Poésies (Quarré)/Regrets d’une jeune Femme




REGRETS D’UNE JEUNE FEMME.




REGRETS D’UNE JEUNE FEMME.



Je suis jeune, et déjà le souffle du destin
A fait plier ma tête et flétri ma couronne ;
Du printemps de mes jours le pâlissant matin
Est triste et déjà sombre ainsi qu’un soir d’automne.

C’est en vain qu’on m’entraîne au milieu des concerts,
Des bals éblouissans, des pompes du théâtre ;

Les fêtes et les jeux en vain me sont offerts ;
Moi, je hais ces plaisirs que le monde idolâtre.
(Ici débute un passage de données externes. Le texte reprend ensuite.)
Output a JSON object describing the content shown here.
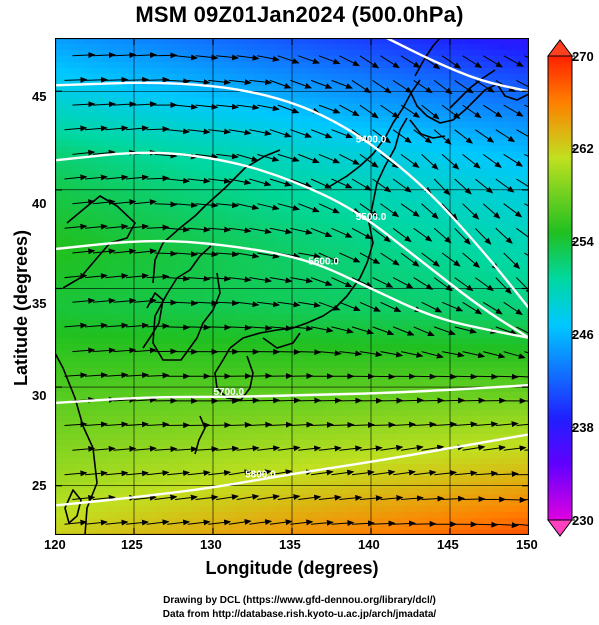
{
  "title": "MSM 09Z01Jan2024 (500.0hPa)",
  "chart_data": {
    "type": "heatmap",
    "title": "MSM 09Z01Jan2024 (500.0hPa)",
    "xlabel": "Longitude (degrees)",
    "ylabel": "Latitude  (degrees)",
    "xlim": [
      120,
      150
    ],
    "ylim": [
      22.5,
      47.7
    ],
    "x_ticks": [
      "120",
      "125",
      "130",
      "135",
      "140",
      "145",
      "150"
    ],
    "y_ticks": [
      "25",
      "30",
      "35",
      "40",
      "45"
    ],
    "colorbar": {
      "min": 230,
      "max": 270,
      "ticks": [
        "230",
        "238",
        "246",
        "254",
        "262",
        "270"
      ],
      "colors": [
        "#e000e0",
        "#2020ff",
        "#00c0ff",
        "#00d8a0",
        "#20c020",
        "#c0e020",
        "#ff8000",
        "#ff2000"
      ]
    },
    "contours": [
      {
        "label": "5400.0",
        "points": [
          [
            120,
            45.3
          ],
          [
            127,
            45.5
          ],
          [
            133,
            45.0
          ],
          [
            138,
            43.5
          ],
          [
            143,
            40.5
          ],
          [
            147,
            37
          ],
          [
            150,
            34
          ]
        ]
      },
      {
        "label": "5500.0",
        "points": [
          [
            120,
            41.5
          ],
          [
            126,
            42
          ],
          [
            131,
            41.5
          ],
          [
            135,
            40.5
          ],
          [
            139,
            39
          ],
          [
            143,
            36.5
          ],
          [
            147,
            34
          ],
          [
            150,
            32.5
          ]
        ]
      },
      {
        "label": "5600.0",
        "points": [
          [
            120,
            37
          ],
          [
            126,
            37.5
          ],
          [
            131,
            37.2
          ],
          [
            136,
            36.5
          ],
          [
            140,
            35
          ],
          [
            144,
            33.5
          ],
          [
            148,
            32.8
          ],
          [
            150,
            32.5
          ]
        ]
      },
      {
        "label": "5700.0",
        "points": [
          [
            120,
            29.2
          ],
          [
            126,
            29.5
          ],
          [
            131,
            29.5
          ],
          [
            136,
            29.6
          ],
          [
            141,
            29.7
          ],
          [
            146,
            29.9
          ],
          [
            150,
            30.1
          ]
        ]
      },
      {
        "label": "5800.0",
        "points": [
          [
            120,
            24
          ],
          [
            125,
            24.4
          ],
          [
            130,
            24.9
          ],
          [
            135,
            25.6
          ],
          [
            140,
            26.2
          ],
          [
            145,
            26.9
          ],
          [
            150,
            27.6
          ]
        ]
      },
      {
        "label": "",
        "points": [
          [
            141,
            47.7
          ],
          [
            144,
            46.5
          ],
          [
            147,
            45.5
          ],
          [
            150,
            45
          ]
        ]
      }
    ],
    "temperature_field": [
      {
        "lat": 47.5,
        "left": 245,
        "right": 238
      },
      {
        "lat": 45,
        "left": 248,
        "right": 242
      },
      {
        "lat": 42,
        "left": 252,
        "right": 246
      },
      {
        "lat": 40,
        "left": 253.5,
        "right": 248
      },
      {
        "lat": 37,
        "left": 255,
        "right": 250
      },
      {
        "lat": 34,
        "left": 254,
        "right": 252
      },
      {
        "lat": 31,
        "left": 256,
        "right": 256
      },
      {
        "lat": 28,
        "left": 258,
        "right": 260
      },
      {
        "lat": 25,
        "left": 260,
        "right": 264
      },
      {
        "lat": 22.5,
        "left": 262,
        "right": 268
      }
    ],
    "wind": "westerly flow vectors"
  },
  "credits": [
    "Drawing by DCL (https://www.gfd-dennou.org/library/dcl/)",
    "Data from http://database.rish.kyoto-u.ac.jp/arch/jmadata/"
  ]
}
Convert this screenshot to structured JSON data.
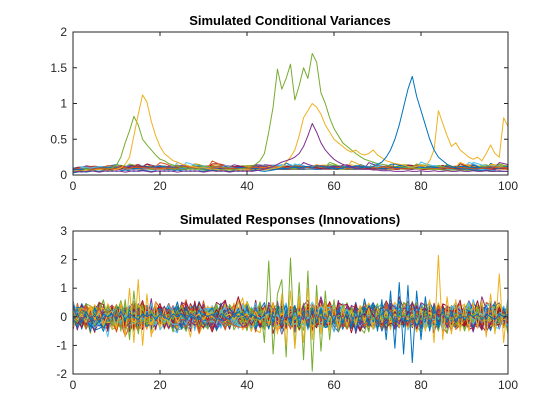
{
  "chart_data": [
    {
      "type": "line",
      "title": "Simulated Conditional Variances",
      "xlabel": "",
      "ylabel": "",
      "xlim": [
        0,
        100
      ],
      "ylim": [
        0,
        2
      ],
      "xticks": [
        0,
        20,
        40,
        60,
        80,
        100
      ],
      "yticks": [
        0,
        0.5,
        1,
        1.5,
        2
      ],
      "ytick_labels": [
        "0",
        "0.5",
        "1",
        "1.5",
        "2"
      ],
      "grid": false,
      "n_series_approx": 100,
      "x": [
        0,
        1,
        2,
        3,
        4,
        5,
        6,
        7,
        8,
        9,
        10,
        11,
        12,
        13,
        14,
        15,
        16,
        17,
        18,
        19,
        20,
        21,
        22,
        23,
        24,
        25,
        26,
        27,
        28,
        29,
        30,
        31,
        32,
        33,
        34,
        35,
        36,
        37,
        38,
        39,
        40,
        41,
        42,
        43,
        44,
        45,
        46,
        47,
        48,
        49,
        50,
        51,
        52,
        53,
        54,
        55,
        56,
        57,
        58,
        59,
        60,
        61,
        62,
        63,
        64,
        65,
        66,
        67,
        68,
        69,
        70,
        71,
        72,
        73,
        74,
        75,
        76,
        77,
        78,
        79,
        80,
        81,
        82,
        83,
        84,
        85,
        86,
        87,
        88,
        89,
        90,
        91,
        92,
        93,
        94,
        95,
        96,
        97,
        98,
        99,
        100
      ],
      "highlight_series": [
        {
          "color": "#77AC30",
          "values": [
            0.04,
            0.05,
            0.06,
            0.08,
            0.07,
            0.06,
            0.05,
            0.06,
            0.08,
            0.1,
            0.14,
            0.25,
            0.45,
            0.62,
            0.82,
            0.7,
            0.5,
            0.42,
            0.35,
            0.28,
            0.22,
            0.2,
            0.16,
            0.14,
            0.12,
            0.11,
            0.1,
            0.09,
            0.08,
            0.08,
            0.07,
            0.07,
            0.06,
            0.07,
            0.06,
            0.07,
            0.08,
            0.07,
            0.08,
            0.09,
            0.1,
            0.12,
            0.15,
            0.2,
            0.3,
            0.6,
            0.95,
            1.48,
            1.2,
            1.35,
            1.55,
            1.05,
            1.25,
            1.5,
            1.35,
            1.7,
            1.58,
            1.15,
            1.0,
            0.8,
            0.65,
            0.55,
            0.45,
            0.4,
            0.35,
            0.3,
            0.26,
            0.22,
            0.2,
            0.18,
            0.16,
            0.15,
            0.14,
            0.13,
            0.12,
            0.12,
            0.11,
            0.1,
            0.1,
            0.09,
            0.09,
            0.09,
            0.08,
            0.08,
            0.08,
            0.07,
            0.07,
            0.07,
            0.07,
            0.06,
            0.07,
            0.06,
            0.07,
            0.06,
            0.06,
            0.06,
            0.05,
            0.05,
            0.05,
            0.05,
            0.05
          ]
        },
        {
          "color": "#EDB120",
          "values": [
            0.05,
            0.06,
            0.05,
            0.07,
            0.06,
            0.07,
            0.08,
            0.07,
            0.06,
            0.07,
            0.08,
            0.1,
            0.15,
            0.25,
            0.55,
            0.85,
            1.12,
            1.02,
            0.75,
            0.55,
            0.4,
            0.3,
            0.25,
            0.2,
            0.18,
            0.15,
            0.14,
            0.12,
            0.11,
            0.1,
            0.1,
            0.09,
            0.08,
            0.08,
            0.07,
            0.07,
            0.07,
            0.06,
            0.07,
            0.06,
            0.07,
            0.06,
            0.07,
            0.08,
            0.07,
            0.08,
            0.09,
            0.1,
            0.12,
            0.18,
            0.25,
            0.35,
            0.55,
            0.8,
            0.9,
            1.0,
            0.95,
            0.85,
            0.7,
            0.6,
            0.5,
            0.45,
            0.4,
            0.35,
            0.32,
            0.35,
            0.3,
            0.28,
            0.3,
            0.35,
            0.28,
            0.24,
            0.2,
            0.18,
            0.16,
            0.15,
            0.14,
            0.12,
            0.11,
            0.12,
            0.14,
            0.12,
            0.2,
            0.35,
            0.9,
            0.72,
            0.55,
            0.4,
            0.45,
            0.35,
            0.3,
            0.25,
            0.22,
            0.25,
            0.2,
            0.3,
            0.42,
            0.3,
            0.25,
            0.8,
            0.68
          ]
        },
        {
          "color": "#0072BD",
          "values": [
            0.03,
            0.04,
            0.05,
            0.04,
            0.05,
            0.06,
            0.05,
            0.06,
            0.05,
            0.06,
            0.05,
            0.06,
            0.07,
            0.06,
            0.05,
            0.06,
            0.07,
            0.06,
            0.05,
            0.06,
            0.05,
            0.06,
            0.05,
            0.06,
            0.07,
            0.06,
            0.05,
            0.06,
            0.05,
            0.06,
            0.05,
            0.06,
            0.07,
            0.06,
            0.05,
            0.06,
            0.05,
            0.06,
            0.05,
            0.06,
            0.05,
            0.06,
            0.07,
            0.06,
            0.05,
            0.06,
            0.07,
            0.08,
            0.1,
            0.09,
            0.1,
            0.12,
            0.1,
            0.11,
            0.12,
            0.1,
            0.13,
            0.12,
            0.11,
            0.1,
            0.1,
            0.09,
            0.1,
            0.12,
            0.1,
            0.09,
            0.1,
            0.11,
            0.1,
            0.12,
            0.15,
            0.18,
            0.25,
            0.35,
            0.5,
            0.7,
            0.95,
            1.2,
            1.38,
            1.1,
            0.9,
            0.7,
            0.5,
            0.35,
            0.25,
            0.2,
            0.15,
            0.12,
            0.1,
            0.09,
            0.08,
            0.08,
            0.07,
            0.07,
            0.06,
            0.07,
            0.06,
            0.06,
            0.05,
            0.05,
            0.05
          ]
        },
        {
          "color": "#7E2F8E",
          "values": [
            0.04,
            0.05,
            0.04,
            0.05,
            0.06,
            0.05,
            0.04,
            0.05,
            0.06,
            0.05,
            0.06,
            0.05,
            0.04,
            0.05,
            0.06,
            0.05,
            0.06,
            0.05,
            0.04,
            0.05,
            0.06,
            0.05,
            0.06,
            0.05,
            0.04,
            0.05,
            0.06,
            0.05,
            0.06,
            0.05,
            0.04,
            0.05,
            0.06,
            0.05,
            0.06,
            0.05,
            0.04,
            0.05,
            0.06,
            0.05,
            0.06,
            0.05,
            0.06,
            0.07,
            0.08,
            0.1,
            0.12,
            0.15,
            0.18,
            0.2,
            0.22,
            0.25,
            0.3,
            0.4,
            0.55,
            0.72,
            0.6,
            0.45,
            0.35,
            0.28,
            0.22,
            0.18,
            0.15,
            0.13,
            0.11,
            0.1,
            0.09,
            0.08,
            0.08,
            0.07,
            0.07,
            0.06,
            0.06,
            0.06,
            0.05,
            0.05,
            0.05,
            0.06,
            0.05,
            0.05,
            0.06,
            0.05,
            0.05,
            0.06,
            0.05,
            0.05,
            0.06,
            0.05,
            0.05,
            0.06,
            0.05,
            0.05,
            0.06,
            0.05,
            0.05,
            0.06,
            0.05,
            0.05,
            0.06,
            0.05,
            0.05
          ]
        }
      ]
    },
    {
      "type": "line",
      "title": "Simulated Responses (Innovations)",
      "xlabel": "",
      "ylabel": "",
      "xlim": [
        0,
        100
      ],
      "ylim": [
        -2,
        3
      ],
      "xticks": [
        0,
        20,
        40,
        60,
        80,
        100
      ],
      "yticks": [
        -2,
        -1,
        0,
        1,
        2,
        3
      ],
      "ytick_labels": [
        "-2",
        "-1",
        "0",
        "1",
        "2",
        "3"
      ],
      "grid": false,
      "n_series_approx": 100,
      "highlight_series": [
        {
          "color": "#77AC30",
          "values": [
            0.1,
            -0.2,
            0.2,
            0.1,
            -0.1,
            0.15,
            -0.2,
            0.1,
            0.2,
            -0.3,
            0.4,
            -0.5,
            0.6,
            -0.8,
            0.9,
            -0.6,
            0.4,
            -0.3,
            0.2,
            -0.1,
            0.1,
            0.0,
            0.1,
            -0.1,
            0.2,
            0.0,
            -0.1,
            0.1,
            0.0,
            0.1,
            -0.1,
            0.1,
            0.0,
            -0.1,
            0.1,
            0.0,
            0.1,
            -0.1,
            0.1,
            0.2,
            -0.2,
            0.3,
            -0.3,
            0.5,
            -0.9,
            1.95,
            -1.3,
            0.8,
            1.3,
            -1.4,
            2.05,
            -1.1,
            1.2,
            -1.5,
            1.6,
            -1.9,
            1.1,
            -1.2,
            0.9,
            -0.8,
            0.6,
            -0.5,
            0.4,
            -0.4,
            0.3,
            -0.2,
            0.3,
            -0.2,
            0.2,
            -0.1,
            0.1,
            0.0,
            0.1,
            -0.1,
            0.1,
            0.0,
            0.1,
            -0.1,
            0.0,
            0.1,
            -0.1,
            0.1,
            0.0,
            0.1,
            -0.1,
            0.1,
            0.0,
            -0.1,
            0.1,
            0.0,
            0.1,
            -0.1,
            0.1,
            0.0,
            -0.1,
            0.1,
            0.0,
            0.1,
            -0.1,
            0.0,
            0.1
          ]
        },
        {
          "color": "#EDB120",
          "values": [
            0.2,
            -0.1,
            0.1,
            -0.2,
            0.3,
            -0.1,
            0.2,
            -0.3,
            0.1,
            0.2,
            -0.4,
            0.5,
            -0.7,
            1.0,
            -0.9,
            1.3,
            -1.0,
            0.8,
            -0.7,
            0.5,
            -0.4,
            0.3,
            -0.3,
            0.2,
            -0.2,
            0.1,
            -0.1,
            0.1,
            0.0,
            0.1,
            -0.1,
            0.1,
            0.0,
            -0.1,
            0.1,
            0.0,
            0.1,
            -0.1,
            0.1,
            0.0,
            0.1,
            -0.1,
            0.2,
            -0.2,
            0.3,
            -0.3,
            0.5,
            -0.6,
            0.8,
            -1.0,
            0.9,
            -1.1,
            0.7,
            -0.9,
            1.0,
            -0.8,
            0.7,
            -0.6,
            0.5,
            -0.5,
            0.4,
            -0.4,
            0.3,
            -0.3,
            0.2,
            -0.3,
            0.4,
            -0.2,
            0.3,
            -0.4,
            0.3,
            -0.2,
            0.2,
            -0.2,
            0.1,
            -0.1,
            0.2,
            -0.1,
            0.1,
            -0.2,
            0.3,
            -0.5,
            0.6,
            -0.9,
            2.15,
            -0.8,
            0.7,
            -0.6,
            0.6,
            -0.5,
            0.4,
            -0.5,
            0.5,
            -0.4,
            0.6,
            -0.7,
            0.8,
            -0.6,
            1.5,
            -0.9,
            0.6
          ]
        },
        {
          "color": "#0072BD",
          "values": [
            -0.1,
            0.1,
            -0.2,
            0.2,
            -0.1,
            0.1,
            -0.2,
            0.1,
            0.0,
            0.1,
            -0.1,
            0.2,
            -0.1,
            0.1,
            0.0,
            -0.1,
            0.1,
            0.0,
            0.1,
            -0.1,
            0.1,
            0.0,
            -0.1,
            0.1,
            0.0,
            0.1,
            -0.1,
            0.1,
            0.0,
            -0.1,
            0.1,
            0.0,
            0.1,
            -0.1,
            0.1,
            0.0,
            -0.1,
            0.1,
            0.0,
            0.1,
            -0.1,
            0.1,
            0.0,
            -0.1,
            0.1,
            0.2,
            -0.2,
            0.3,
            -0.3,
            0.2,
            -0.3,
            0.4,
            -0.3,
            0.2,
            -0.4,
            0.3,
            -0.2,
            0.3,
            -0.3,
            0.2,
            -0.2,
            0.3,
            -0.2,
            0.2,
            -0.3,
            0.2,
            -0.2,
            0.3,
            -0.3,
            0.4,
            -0.5,
            0.6,
            -0.8,
            0.9,
            -1.1,
            1.2,
            -1.3,
            1.1,
            -1.6,
            0.9,
            -0.8,
            0.7,
            -0.5,
            0.4,
            -0.3,
            0.3,
            -0.2,
            0.2,
            -0.2,
            0.1,
            -0.1,
            0.1,
            0.0,
            0.1,
            -0.1,
            0.1,
            0.0,
            -0.1,
            0.1,
            0.0,
            0.1
          ]
        }
      ]
    }
  ],
  "colors": {
    "order": [
      "#0072BD",
      "#D95319",
      "#EDB120",
      "#7E2F8E",
      "#77AC30",
      "#4DBEEE",
      "#A2142F"
    ],
    "axis": "#262626"
  }
}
Mais je dois y paraître avec un front joyeux,
Mais je souris à tous, et pas un ne devine
Que, des fleurs sur la tête et des pleurs dans les yeux,
J’étouffe les sanglots qui gonflent ma poitrine.

Tu t’applaudis, ma mère, en ton superbe orgueil,
D’avoir jeté ta fille aux bras d’un noble maître.
De son cœur affligé que t’importe le deuil ?
Sous la pourpre et sous l’or, qui le verra paraître ?

En vain je t’ai priée, en vain, à tes genoux,
Pour un timide amour je t’ai demandé grace ;
Il a fallu céder à ton altier courroux,
Et de mes pleurs brûlans cacher jusqu’à la trace.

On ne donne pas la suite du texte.